Están reescribiendo la historia. Quizá no la historia de los libros de historia, desmenuzada en datos, evidencias, nombres, muertos. Pero sí la historia común, la que conforma nuestro subconsciente colectivo, la que habita entre los jóvenes, entre los desinformados -que somos casi todos-, en los despachos de algunos alcaldes del PP, tan ilegalizables ellos -ley en mano- que hasta sería un gustazo creer en la ley de marras. Rodeados de la Marujitas que cantaban 'banderita tú eres roja, banderita tú eres gualda' en las plazas de Oriente de los faustos del tirano, y que ahora son personajes de nuestro papel cuché más inofensivo, o de los Raphaeles, o de los viejos gobernadores franquistas reciclados en cargos de todo tipo, no nos damos cuenta de hasta qué punto la transición nos hizo trampa: no pactamos el silencio. Pactamos el silencio, sólo, de los derrotados. Es decir, volvimos a ser derrotados.
Y de ahí nacen nuestros males de ahora. De ahí las subvenciones públicas millonarias a una fundación tan ilegalizable como cualquier apologeta del fascismo; de ahí que sean ellos los que controlen el patrimonio documental de todos; de ahí la naturalidad con que se burlan hasta de nuestras víctimas.
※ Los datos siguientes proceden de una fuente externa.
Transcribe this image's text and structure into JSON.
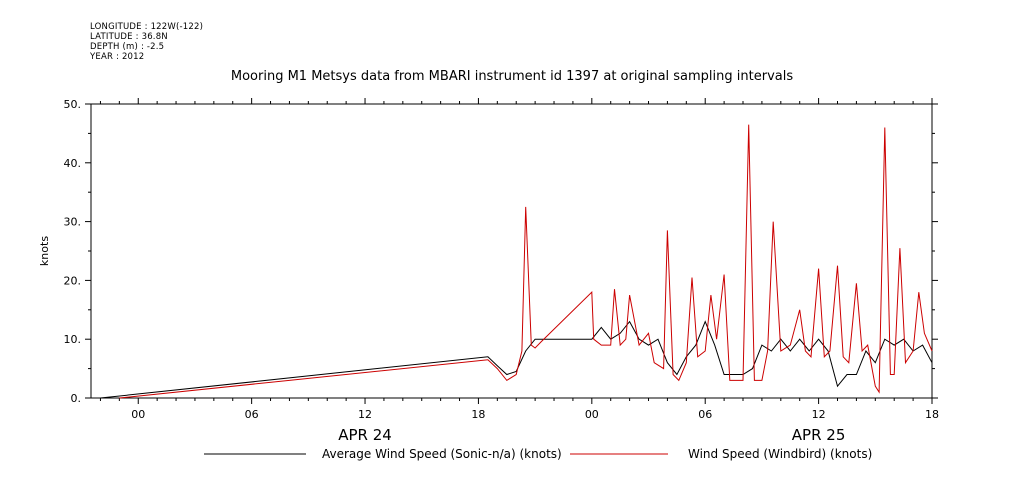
{
  "meta": {
    "longitude": "LONGITUDE : 122W(-122)",
    "latitude": "LATITUDE : 36.8N",
    "depth": "DEPTH (m) : -2.5",
    "year": "YEAR : 2012"
  },
  "chart_data": {
    "type": "line",
    "title": "Mooring M1 Metsys data from MBARI instrument id 1397 at original sampling intervals",
    "ylabel": "knots",
    "xlabel": "",
    "ylim": [
      0,
      50
    ],
    "xlim_hours": [
      -2.5,
      42
    ],
    "y_ticks": [
      0,
      10,
      20,
      30,
      40,
      50
    ],
    "y_tick_labels": [
      "0.",
      "10.",
      "20.",
      "30.",
      "40.",
      "50."
    ],
    "x_ticks": [
      {
        "hour": 0,
        "label": "00"
      },
      {
        "hour": 6,
        "label": "06"
      },
      {
        "hour": 12,
        "label": "12"
      },
      {
        "hour": 18,
        "label": "18"
      },
      {
        "hour": 24,
        "label": "00"
      },
      {
        "hour": 30,
        "label": "06"
      },
      {
        "hour": 36,
        "label": "12"
      },
      {
        "hour": 42,
        "label": "18"
      }
    ],
    "date_labels": [
      {
        "hour": 12,
        "label": "APR 24"
      },
      {
        "hour": 36,
        "label": "APR 25"
      }
    ],
    "grid": false,
    "legend_position": "bottom",
    "series": [
      {
        "name": "Average Wind Speed (Sonic-n/a) (knots)",
        "color": "#000000",
        "points": [
          [
            -2,
            0
          ],
          [
            18.5,
            7
          ],
          [
            19.0,
            5.5
          ],
          [
            19.5,
            4
          ],
          [
            20.0,
            4.5
          ],
          [
            20.5,
            8
          ],
          [
            21,
            10
          ],
          [
            24,
            10
          ],
          [
            24.5,
            12
          ],
          [
            25,
            10
          ],
          [
            25.5,
            11
          ],
          [
            26,
            13
          ],
          [
            26.5,
            10
          ],
          [
            27,
            9
          ],
          [
            27.5,
            10
          ],
          [
            28,
            6
          ],
          [
            28.5,
            4
          ],
          [
            29,
            7
          ],
          [
            29.5,
            9
          ],
          [
            30,
            13
          ],
          [
            30.5,
            9
          ],
          [
            31,
            4
          ],
          [
            31.5,
            4
          ],
          [
            32,
            4
          ],
          [
            32.5,
            5
          ],
          [
            33,
            9
          ],
          [
            33.5,
            8
          ],
          [
            34,
            10
          ],
          [
            34.5,
            8
          ],
          [
            35,
            10
          ],
          [
            35.5,
            8
          ],
          [
            36,
            10
          ],
          [
            36.5,
            8
          ],
          [
            37,
            2
          ],
          [
            37.5,
            4
          ],
          [
            38,
            4
          ],
          [
            38.5,
            8
          ],
          [
            39,
            6
          ],
          [
            39.5,
            10
          ],
          [
            40,
            9
          ],
          [
            40.5,
            10
          ],
          [
            41,
            8
          ],
          [
            41.5,
            9
          ],
          [
            42,
            6
          ],
          [
            42,
            4
          ]
        ]
      },
      {
        "name": "Wind Speed (Windbird) (knots)",
        "color": "#cc0000",
        "points": [
          [
            -1,
            0
          ],
          [
            18.5,
            6.5
          ],
          [
            19,
            5
          ],
          [
            19.5,
            3
          ],
          [
            20.0,
            4
          ],
          [
            20.3,
            8
          ],
          [
            20.5,
            32.5
          ],
          [
            20.8,
            9
          ],
          [
            21,
            8.5
          ],
          [
            21.3,
            9.5
          ],
          [
            24,
            18
          ],
          [
            24.1,
            10
          ],
          [
            24.5,
            9
          ],
          [
            25,
            9
          ],
          [
            25.2,
            18.5
          ],
          [
            25.5,
            9
          ],
          [
            25.8,
            10
          ],
          [
            26,
            17.5
          ],
          [
            26.5,
            9
          ],
          [
            27,
            11
          ],
          [
            27.3,
            6
          ],
          [
            27.8,
            5
          ],
          [
            28,
            28.5
          ],
          [
            28.3,
            4
          ],
          [
            28.6,
            3
          ],
          [
            29,
            6
          ],
          [
            29.3,
            20.5
          ],
          [
            29.6,
            7
          ],
          [
            30,
            8
          ],
          [
            30.3,
            17.5
          ],
          [
            30.6,
            10
          ],
          [
            31,
            21
          ],
          [
            31.3,
            3
          ],
          [
            32,
            3
          ],
          [
            32.3,
            46.5
          ],
          [
            32.6,
            3
          ],
          [
            33,
            3
          ],
          [
            33.3,
            8
          ],
          [
            33.6,
            30
          ],
          [
            34,
            8
          ],
          [
            34.5,
            9
          ],
          [
            35,
            15
          ],
          [
            35.3,
            8
          ],
          [
            35.6,
            7
          ],
          [
            36,
            22
          ],
          [
            36.3,
            7
          ],
          [
            36.6,
            8
          ],
          [
            37,
            22.5
          ],
          [
            37.3,
            7
          ],
          [
            37.6,
            6
          ],
          [
            38,
            19.5
          ],
          [
            38.3,
            8
          ],
          [
            38.6,
            9
          ],
          [
            39,
            2
          ],
          [
            39.2,
            1
          ],
          [
            39.5,
            46
          ],
          [
            39.8,
            4
          ],
          [
            40,
            4
          ],
          [
            40.3,
            25.5
          ],
          [
            40.6,
            6
          ],
          [
            41,
            8
          ],
          [
            41.3,
            18
          ],
          [
            41.6,
            11
          ],
          [
            42,
            8
          ]
        ]
      }
    ]
  }
}
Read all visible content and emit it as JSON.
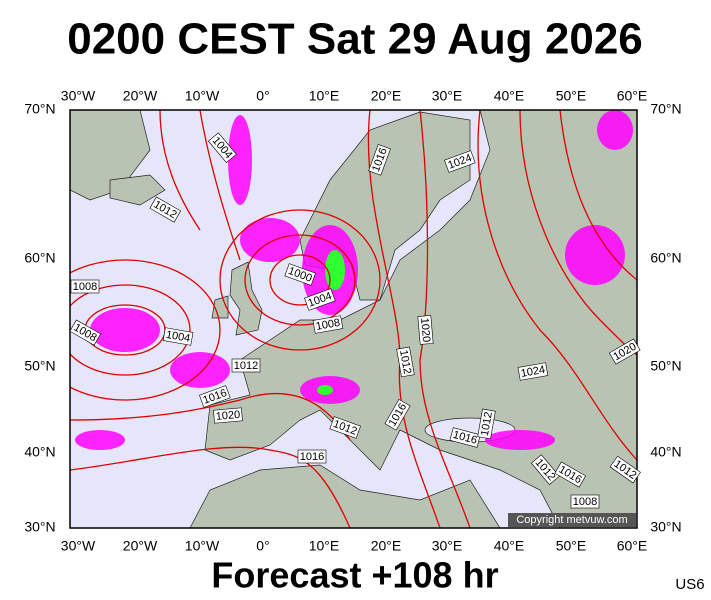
{
  "header": {
    "title": "0200 CEST Sat 29 Aug 2026"
  },
  "longitude_labels": [
    "30°W",
    "20°W",
    "10°W",
    "0°",
    "10°E",
    "20°E",
    "30°E",
    "40°E",
    "50°E",
    "60°E"
  ],
  "latitude_labels": [
    "70°N",
    "60°N",
    "50°N",
    "40°N",
    "30°N"
  ],
  "isobar_labels": [
    "1004",
    "1012",
    "1016",
    "1024",
    "1008",
    "1000",
    "1004",
    "1008",
    "1008",
    "1004",
    "1012",
    "1020",
    "1012",
    "1024",
    "1020",
    "1016",
    "1020",
    "1016",
    "1016",
    "1012",
    "1012",
    "1016",
    "1012",
    "1016",
    "1012",
    "1008"
  ],
  "copyright": "Copyright metvuw.com",
  "footer": {
    "forecast": "Forecast +108 hr",
    "code": "US6"
  }
}
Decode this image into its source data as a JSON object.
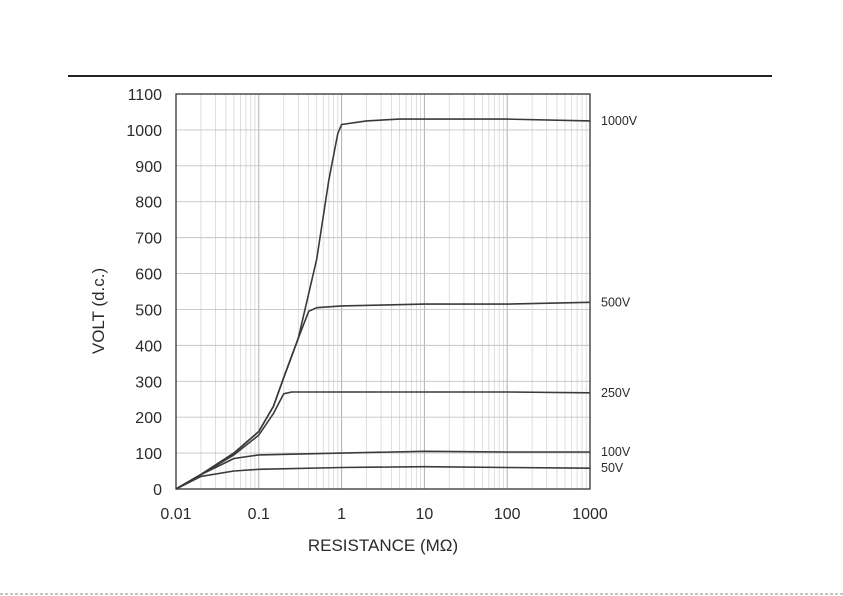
{
  "chart_data": {
    "type": "line",
    "xlabel": "RESISTANCE (MΩ)",
    "ylabel": "VOLT (d.c.)",
    "x_scale": "log",
    "xlim": [
      0.01,
      1000
    ],
    "ylim": [
      0,
      1100
    ],
    "x_ticks": [
      "0.01",
      "0.1",
      "1",
      "10",
      "100",
      "1000"
    ],
    "y_ticks": [
      "0",
      "100",
      "200",
      "300",
      "400",
      "500",
      "600",
      "700",
      "800",
      "900",
      "1000",
      "1100"
    ],
    "grid": true,
    "series": [
      {
        "name": "1000V",
        "x": [
          0.01,
          0.02,
          0.05,
          0.1,
          0.15,
          0.2,
          0.3,
          0.5,
          0.7,
          0.9,
          1,
          2,
          5,
          10,
          100,
          1000
        ],
        "y": [
          0,
          40,
          100,
          160,
          230,
          310,
          420,
          640,
          860,
          990,
          1015,
          1025,
          1030,
          1030,
          1030,
          1025
        ]
      },
      {
        "name": "500V",
        "x": [
          0.01,
          0.02,
          0.05,
          0.1,
          0.15,
          0.2,
          0.3,
          0.4,
          0.5,
          1,
          10,
          100,
          1000
        ],
        "y": [
          0,
          40,
          100,
          160,
          230,
          310,
          420,
          495,
          505,
          510,
          515,
          515,
          520
        ]
      },
      {
        "name": "250V",
        "x": [
          0.01,
          0.02,
          0.05,
          0.1,
          0.15,
          0.2,
          0.25,
          1,
          10,
          100,
          1000
        ],
        "y": [
          0,
          40,
          95,
          150,
          210,
          265,
          270,
          270,
          270,
          270,
          268
        ]
      },
      {
        "name": "100V",
        "x": [
          0.01,
          0.02,
          0.05,
          0.1,
          1,
          10,
          100,
          1000
        ],
        "y": [
          0,
          40,
          85,
          95,
          100,
          105,
          103,
          103
        ]
      },
      {
        "name": "50V",
        "x": [
          0.01,
          0.02,
          0.05,
          0.1,
          1,
          10,
          100,
          1000
        ],
        "y": [
          0,
          35,
          50,
          55,
          60,
          62,
          60,
          58
        ]
      }
    ]
  }
}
De ahí mismo, esos discursos de líderes políticos perdonando los 'excesos' del franquismo, pelillos a la mar, pequeñas subidas de tono, menudencias de un político con muchas grandezas... El dictador rebajado a la categoría de político, y así, ¡ay!, engrandecido.
Lo de la cuantiosa subvención a la Fundación Francisco Franco es pornografía de la mala, de la delictiva. Es un acto de burla al pasado, de desacato a la memoria, de cachondeo sobre las víctimas. No sólo perdieron, sino que incluso perdieron el derecho a existir como tales. Si no hay causa, ¿cómo habrá efectos? Pero tal hecho pornográfico, ¿es sorprendente? ¿De cuándo son las declaraciones del alcalde pepero de Castellón saludando las bondades de Franco? ¿De cuándo los gestos de alguna ministra antaño trotskista y hoy simplemente servil? ¿De dónde vienen algunos nutridos nombres del ínclito poder actual? ¿Repasaron ustedes la significativa lista de la boda aznariana? ¿Cómo no van a reescribir el franquismo los que cogieron su testimonio, algunos tan prontamente reciclados que aún visten azul bajo el cuello blanco? Lo malo no está en la mirada tierna que el PP proyecta permanentemente sobre el recuerdo franquista. Lo malo es que hemos tejido con tanto detalle la ignorancia sobre el pasado, hemos practicado con tal rigor la amnesia, que su mirada tierna acaba siendo la única mirada. En ello radica nuestra fragilidad: en que no pactamos silencio. Pactamos derrota.